The phone rang, breaking the moment. No one ever called their home phone, except for the doorman and telemarketers. They glanced at each other briefly, each wondering who it could be.
Adrian pulled his arm from beneath her head to answer the phone, forcing her to sit up. Lily’s eyes popped open and the light rushed in.
“You’ve got to be kidding,” Adrian said after a few seconds. Through the phone, Lily could hear the staccato sounds of a man talking rapidly on the other end, though it wasn’t loud enough to hear what he was saying. Lily was awake now, charged by the current of nervous energy that seeped through the phone wire.
Adrian cupped the receiver and hissed, “Turn on the TV.” Startled, Lily grabbed for the remote and flicked it on, smarting a little from her husband’s directive. Adrian was rarely sharp with her. Her nipples grew hard as the sheet fell away from her body and she shivered, suddenly aware that she was naked.
As she flipped aimlessly through the channels, Lily felt her insides grip with a sickening self-conscious tightness, a familiar feeling.

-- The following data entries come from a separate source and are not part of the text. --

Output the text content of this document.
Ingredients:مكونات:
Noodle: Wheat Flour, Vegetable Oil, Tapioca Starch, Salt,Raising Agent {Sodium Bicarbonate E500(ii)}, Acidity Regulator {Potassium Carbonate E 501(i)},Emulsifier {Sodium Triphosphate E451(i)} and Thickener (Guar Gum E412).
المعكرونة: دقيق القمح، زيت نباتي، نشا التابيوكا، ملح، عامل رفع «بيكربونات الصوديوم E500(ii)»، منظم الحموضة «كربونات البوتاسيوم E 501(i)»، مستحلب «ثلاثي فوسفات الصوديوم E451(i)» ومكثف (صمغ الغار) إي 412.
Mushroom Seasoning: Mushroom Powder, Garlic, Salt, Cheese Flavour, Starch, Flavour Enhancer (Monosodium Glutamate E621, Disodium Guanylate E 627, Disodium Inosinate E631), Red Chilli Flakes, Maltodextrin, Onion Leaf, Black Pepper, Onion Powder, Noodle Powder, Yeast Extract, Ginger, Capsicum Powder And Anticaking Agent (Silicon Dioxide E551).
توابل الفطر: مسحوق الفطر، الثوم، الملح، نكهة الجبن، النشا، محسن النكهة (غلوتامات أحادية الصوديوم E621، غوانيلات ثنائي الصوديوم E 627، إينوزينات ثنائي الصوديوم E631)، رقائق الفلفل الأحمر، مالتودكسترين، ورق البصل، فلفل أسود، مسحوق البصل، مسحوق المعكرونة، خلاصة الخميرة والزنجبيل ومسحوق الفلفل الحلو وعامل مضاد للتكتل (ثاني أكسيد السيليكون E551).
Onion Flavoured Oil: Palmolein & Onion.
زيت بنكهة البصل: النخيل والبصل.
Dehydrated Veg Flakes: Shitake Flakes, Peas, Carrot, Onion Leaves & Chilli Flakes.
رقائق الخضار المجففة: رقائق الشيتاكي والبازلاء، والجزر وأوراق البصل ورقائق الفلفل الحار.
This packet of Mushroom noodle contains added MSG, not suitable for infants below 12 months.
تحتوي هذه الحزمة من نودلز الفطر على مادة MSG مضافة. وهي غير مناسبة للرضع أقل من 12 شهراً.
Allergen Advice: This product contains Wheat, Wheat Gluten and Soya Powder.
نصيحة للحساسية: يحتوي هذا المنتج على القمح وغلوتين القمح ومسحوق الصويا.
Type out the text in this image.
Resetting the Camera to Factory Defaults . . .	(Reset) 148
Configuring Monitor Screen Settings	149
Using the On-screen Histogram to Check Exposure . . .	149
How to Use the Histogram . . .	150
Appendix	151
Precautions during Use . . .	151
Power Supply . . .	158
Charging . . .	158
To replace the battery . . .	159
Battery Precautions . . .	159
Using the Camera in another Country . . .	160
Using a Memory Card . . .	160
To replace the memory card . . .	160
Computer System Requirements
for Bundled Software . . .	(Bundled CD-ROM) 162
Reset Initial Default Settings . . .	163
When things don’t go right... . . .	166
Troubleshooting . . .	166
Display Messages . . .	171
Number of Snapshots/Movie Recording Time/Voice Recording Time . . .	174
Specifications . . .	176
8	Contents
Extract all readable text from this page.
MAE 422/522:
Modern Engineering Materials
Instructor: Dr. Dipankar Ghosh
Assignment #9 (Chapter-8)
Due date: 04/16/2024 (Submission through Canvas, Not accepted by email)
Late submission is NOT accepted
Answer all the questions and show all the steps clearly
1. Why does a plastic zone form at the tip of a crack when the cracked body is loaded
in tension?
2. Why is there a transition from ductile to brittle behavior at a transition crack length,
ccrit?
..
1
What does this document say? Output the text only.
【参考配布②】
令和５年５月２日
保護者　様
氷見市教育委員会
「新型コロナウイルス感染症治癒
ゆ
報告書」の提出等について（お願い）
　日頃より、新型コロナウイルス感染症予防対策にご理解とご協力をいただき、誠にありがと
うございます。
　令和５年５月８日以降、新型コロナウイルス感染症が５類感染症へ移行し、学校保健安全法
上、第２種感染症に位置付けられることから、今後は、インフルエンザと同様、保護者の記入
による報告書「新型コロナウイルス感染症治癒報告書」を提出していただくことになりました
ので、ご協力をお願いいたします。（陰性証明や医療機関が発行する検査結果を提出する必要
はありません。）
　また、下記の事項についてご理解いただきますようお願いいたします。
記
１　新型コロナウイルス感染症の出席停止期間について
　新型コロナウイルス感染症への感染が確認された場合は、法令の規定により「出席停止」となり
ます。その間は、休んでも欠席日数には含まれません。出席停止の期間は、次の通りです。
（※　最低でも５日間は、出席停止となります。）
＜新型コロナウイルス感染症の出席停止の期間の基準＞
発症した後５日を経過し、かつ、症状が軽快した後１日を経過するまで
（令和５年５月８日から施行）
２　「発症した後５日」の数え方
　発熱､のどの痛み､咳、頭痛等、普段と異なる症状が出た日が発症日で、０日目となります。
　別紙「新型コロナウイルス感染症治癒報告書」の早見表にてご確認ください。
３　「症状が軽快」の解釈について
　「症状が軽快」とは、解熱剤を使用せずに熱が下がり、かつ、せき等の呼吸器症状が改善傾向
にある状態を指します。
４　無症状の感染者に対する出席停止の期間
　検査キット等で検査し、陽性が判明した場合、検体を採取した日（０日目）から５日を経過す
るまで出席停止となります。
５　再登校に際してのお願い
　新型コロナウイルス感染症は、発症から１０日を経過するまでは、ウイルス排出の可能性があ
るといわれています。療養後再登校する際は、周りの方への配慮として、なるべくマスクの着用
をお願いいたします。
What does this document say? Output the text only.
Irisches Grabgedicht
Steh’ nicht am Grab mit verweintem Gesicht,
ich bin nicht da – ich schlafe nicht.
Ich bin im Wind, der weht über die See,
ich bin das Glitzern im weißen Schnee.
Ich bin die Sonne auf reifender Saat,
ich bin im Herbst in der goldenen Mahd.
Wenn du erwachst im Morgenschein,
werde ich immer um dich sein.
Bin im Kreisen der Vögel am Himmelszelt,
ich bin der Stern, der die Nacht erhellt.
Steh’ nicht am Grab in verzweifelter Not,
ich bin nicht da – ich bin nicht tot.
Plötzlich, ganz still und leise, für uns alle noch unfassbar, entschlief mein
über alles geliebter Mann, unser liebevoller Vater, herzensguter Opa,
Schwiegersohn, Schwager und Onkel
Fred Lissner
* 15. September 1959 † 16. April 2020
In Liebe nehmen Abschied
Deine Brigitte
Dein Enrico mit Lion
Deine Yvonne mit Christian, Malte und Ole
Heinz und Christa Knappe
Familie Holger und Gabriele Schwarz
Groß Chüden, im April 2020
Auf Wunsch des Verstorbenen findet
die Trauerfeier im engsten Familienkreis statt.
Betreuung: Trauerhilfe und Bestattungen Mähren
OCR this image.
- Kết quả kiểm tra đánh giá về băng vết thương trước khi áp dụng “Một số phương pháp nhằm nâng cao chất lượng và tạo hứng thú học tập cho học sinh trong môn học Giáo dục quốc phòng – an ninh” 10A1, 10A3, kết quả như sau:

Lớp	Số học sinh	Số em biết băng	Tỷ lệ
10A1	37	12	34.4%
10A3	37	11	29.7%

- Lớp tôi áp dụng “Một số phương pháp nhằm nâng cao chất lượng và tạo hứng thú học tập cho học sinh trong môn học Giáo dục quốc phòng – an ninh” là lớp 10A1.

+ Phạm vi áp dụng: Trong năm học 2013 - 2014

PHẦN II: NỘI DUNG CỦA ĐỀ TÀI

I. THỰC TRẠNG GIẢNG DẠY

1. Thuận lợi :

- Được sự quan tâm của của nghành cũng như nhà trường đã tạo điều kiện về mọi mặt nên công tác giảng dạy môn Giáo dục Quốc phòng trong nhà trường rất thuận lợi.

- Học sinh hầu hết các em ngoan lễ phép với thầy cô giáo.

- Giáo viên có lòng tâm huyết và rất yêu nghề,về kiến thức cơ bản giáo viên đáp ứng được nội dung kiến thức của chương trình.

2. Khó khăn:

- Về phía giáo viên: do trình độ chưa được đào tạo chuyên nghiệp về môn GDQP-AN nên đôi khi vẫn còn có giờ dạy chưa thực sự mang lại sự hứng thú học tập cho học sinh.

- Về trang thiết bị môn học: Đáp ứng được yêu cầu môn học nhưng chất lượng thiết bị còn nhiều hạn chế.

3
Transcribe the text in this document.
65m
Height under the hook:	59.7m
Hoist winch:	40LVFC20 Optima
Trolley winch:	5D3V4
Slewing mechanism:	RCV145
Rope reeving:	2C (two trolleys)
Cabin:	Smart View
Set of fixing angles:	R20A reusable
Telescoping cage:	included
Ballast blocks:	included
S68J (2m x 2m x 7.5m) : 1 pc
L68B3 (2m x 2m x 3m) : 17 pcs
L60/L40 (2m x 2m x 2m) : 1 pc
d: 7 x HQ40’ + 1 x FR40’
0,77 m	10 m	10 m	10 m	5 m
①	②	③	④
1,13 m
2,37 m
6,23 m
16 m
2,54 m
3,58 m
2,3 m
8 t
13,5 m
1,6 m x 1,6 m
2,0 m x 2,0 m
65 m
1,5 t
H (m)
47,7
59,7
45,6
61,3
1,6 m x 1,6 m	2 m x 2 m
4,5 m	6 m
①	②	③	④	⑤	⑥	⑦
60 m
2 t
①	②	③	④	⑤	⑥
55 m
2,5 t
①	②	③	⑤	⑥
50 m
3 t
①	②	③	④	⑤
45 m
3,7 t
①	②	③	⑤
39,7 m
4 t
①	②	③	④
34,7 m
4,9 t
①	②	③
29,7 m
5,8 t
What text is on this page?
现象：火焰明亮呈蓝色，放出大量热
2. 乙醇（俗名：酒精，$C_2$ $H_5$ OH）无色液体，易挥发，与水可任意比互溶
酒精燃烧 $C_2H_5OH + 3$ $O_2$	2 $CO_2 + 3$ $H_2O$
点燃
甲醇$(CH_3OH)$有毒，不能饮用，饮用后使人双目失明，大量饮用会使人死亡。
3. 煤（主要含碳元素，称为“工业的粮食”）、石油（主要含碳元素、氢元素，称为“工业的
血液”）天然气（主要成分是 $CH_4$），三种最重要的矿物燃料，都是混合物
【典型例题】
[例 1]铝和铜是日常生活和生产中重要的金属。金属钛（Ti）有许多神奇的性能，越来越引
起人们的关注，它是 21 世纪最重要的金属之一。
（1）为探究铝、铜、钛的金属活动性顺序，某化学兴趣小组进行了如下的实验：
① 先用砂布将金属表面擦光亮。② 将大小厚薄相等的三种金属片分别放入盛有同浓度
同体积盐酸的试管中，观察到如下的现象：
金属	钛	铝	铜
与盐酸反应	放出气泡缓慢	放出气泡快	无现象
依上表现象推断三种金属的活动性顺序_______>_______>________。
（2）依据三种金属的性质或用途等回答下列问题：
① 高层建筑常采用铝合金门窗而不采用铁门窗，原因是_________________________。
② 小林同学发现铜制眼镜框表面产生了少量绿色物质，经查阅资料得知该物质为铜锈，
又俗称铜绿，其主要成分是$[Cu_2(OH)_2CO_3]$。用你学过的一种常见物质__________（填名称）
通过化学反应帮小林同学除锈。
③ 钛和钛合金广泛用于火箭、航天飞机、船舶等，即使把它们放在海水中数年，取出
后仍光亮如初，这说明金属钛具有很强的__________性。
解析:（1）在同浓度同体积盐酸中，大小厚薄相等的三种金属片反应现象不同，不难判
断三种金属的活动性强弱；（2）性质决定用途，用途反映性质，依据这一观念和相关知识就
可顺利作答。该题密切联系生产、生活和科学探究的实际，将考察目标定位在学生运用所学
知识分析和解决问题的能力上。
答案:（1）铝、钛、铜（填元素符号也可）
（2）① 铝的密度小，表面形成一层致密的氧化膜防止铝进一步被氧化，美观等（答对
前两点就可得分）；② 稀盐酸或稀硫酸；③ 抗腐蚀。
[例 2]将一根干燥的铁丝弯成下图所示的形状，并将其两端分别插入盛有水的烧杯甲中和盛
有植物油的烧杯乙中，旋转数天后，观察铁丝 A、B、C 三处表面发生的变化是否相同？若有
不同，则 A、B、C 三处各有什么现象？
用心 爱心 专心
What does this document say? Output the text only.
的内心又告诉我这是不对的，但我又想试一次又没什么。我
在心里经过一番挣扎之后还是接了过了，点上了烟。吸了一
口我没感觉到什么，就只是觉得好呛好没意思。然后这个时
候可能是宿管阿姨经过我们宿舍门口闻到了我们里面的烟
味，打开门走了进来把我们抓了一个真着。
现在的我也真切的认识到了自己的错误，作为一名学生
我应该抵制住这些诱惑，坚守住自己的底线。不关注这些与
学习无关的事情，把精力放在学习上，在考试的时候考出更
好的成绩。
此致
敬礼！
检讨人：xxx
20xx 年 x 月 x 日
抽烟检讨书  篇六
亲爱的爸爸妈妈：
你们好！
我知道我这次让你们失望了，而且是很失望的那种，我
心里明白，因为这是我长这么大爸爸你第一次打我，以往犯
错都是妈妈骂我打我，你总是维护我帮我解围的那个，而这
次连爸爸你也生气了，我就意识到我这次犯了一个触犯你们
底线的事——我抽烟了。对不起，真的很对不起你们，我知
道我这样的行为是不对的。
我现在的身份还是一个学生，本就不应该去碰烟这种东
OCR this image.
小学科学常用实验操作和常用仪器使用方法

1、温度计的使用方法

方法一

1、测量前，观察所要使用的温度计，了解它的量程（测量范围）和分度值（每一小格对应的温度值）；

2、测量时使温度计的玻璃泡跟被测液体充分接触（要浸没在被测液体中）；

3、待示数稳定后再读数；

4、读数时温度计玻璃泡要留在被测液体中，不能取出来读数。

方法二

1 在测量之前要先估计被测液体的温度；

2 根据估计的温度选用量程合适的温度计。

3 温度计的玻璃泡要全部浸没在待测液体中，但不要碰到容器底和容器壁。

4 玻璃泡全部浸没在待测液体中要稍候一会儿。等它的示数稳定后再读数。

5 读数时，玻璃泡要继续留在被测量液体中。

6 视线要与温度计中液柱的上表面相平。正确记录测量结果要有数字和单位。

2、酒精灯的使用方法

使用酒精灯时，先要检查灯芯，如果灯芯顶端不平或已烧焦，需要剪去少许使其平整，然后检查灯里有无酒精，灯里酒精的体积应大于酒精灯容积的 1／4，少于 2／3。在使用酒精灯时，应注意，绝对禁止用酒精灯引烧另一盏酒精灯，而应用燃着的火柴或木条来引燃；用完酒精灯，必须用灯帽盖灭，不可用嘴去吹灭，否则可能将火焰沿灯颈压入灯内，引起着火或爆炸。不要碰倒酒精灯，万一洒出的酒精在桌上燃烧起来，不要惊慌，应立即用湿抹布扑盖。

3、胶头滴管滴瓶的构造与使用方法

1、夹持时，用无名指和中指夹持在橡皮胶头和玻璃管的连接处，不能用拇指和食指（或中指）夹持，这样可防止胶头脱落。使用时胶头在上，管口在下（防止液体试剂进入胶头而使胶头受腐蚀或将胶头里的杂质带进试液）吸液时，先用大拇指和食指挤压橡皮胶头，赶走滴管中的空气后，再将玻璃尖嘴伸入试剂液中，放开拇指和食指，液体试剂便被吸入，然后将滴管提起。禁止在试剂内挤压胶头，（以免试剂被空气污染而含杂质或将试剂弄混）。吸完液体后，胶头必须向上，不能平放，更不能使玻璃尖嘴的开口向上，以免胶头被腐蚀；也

Her mind raced furiously through the events of the past few days. Had she done anything wrong? Had she forgotten to pay the maintenance again? Overdrawn the household account?
Her stomach churning, she whispered, “Wh
at’s wrong?”
Adrian shook his head and waved her off. “When did you find out?” He asked the person on the other end of the phone, his brow furrowed tightly into a hard V. Then: “Does Carter know?”
Lily’s eyes widened, “Know what?” she insisted, louder this time. When he didn’t answer, she focused on the muted figures flickering across the television screen.
Uncle Morty’s house. Why was it on television?
She turned on the sound.
“Jesus, Lily,” Adrian whispered, and grabbed the remote. He muted it again, and covered the ear that wasn’t pressed to the receiver. “All right,” he said to the voice on the other end. “I mean, that’s obviously terrible news. Yes, yeah, I understand. I’m going into the office now. I’m with Lily. . . . No, I haven’t spoken to him. Have you tried his cell? All right, Sol. Yes, thanks for calling. Talk soon.”
Adrian clicked off the phone and lay back against the headboard.
“Holy shit,” he said.
Lily turned away from the television, still not quite sure what she was seeing, and her entire body prickled with goose bumps. Adrian’s perfect tan face was a sickly green. He looked, she thought, exactly as he had the time she had found him lying on the floor in the fetal position, and had rushed him to Lenox Hill with what turned out to be appendicitis.
“That was Sol? What did he want?” Lily said, her voice small, almost inaudible. She wanted to reach out to him but she felt frozen, like a rabbit in the road. This was it, she thought. I knew something was wrong.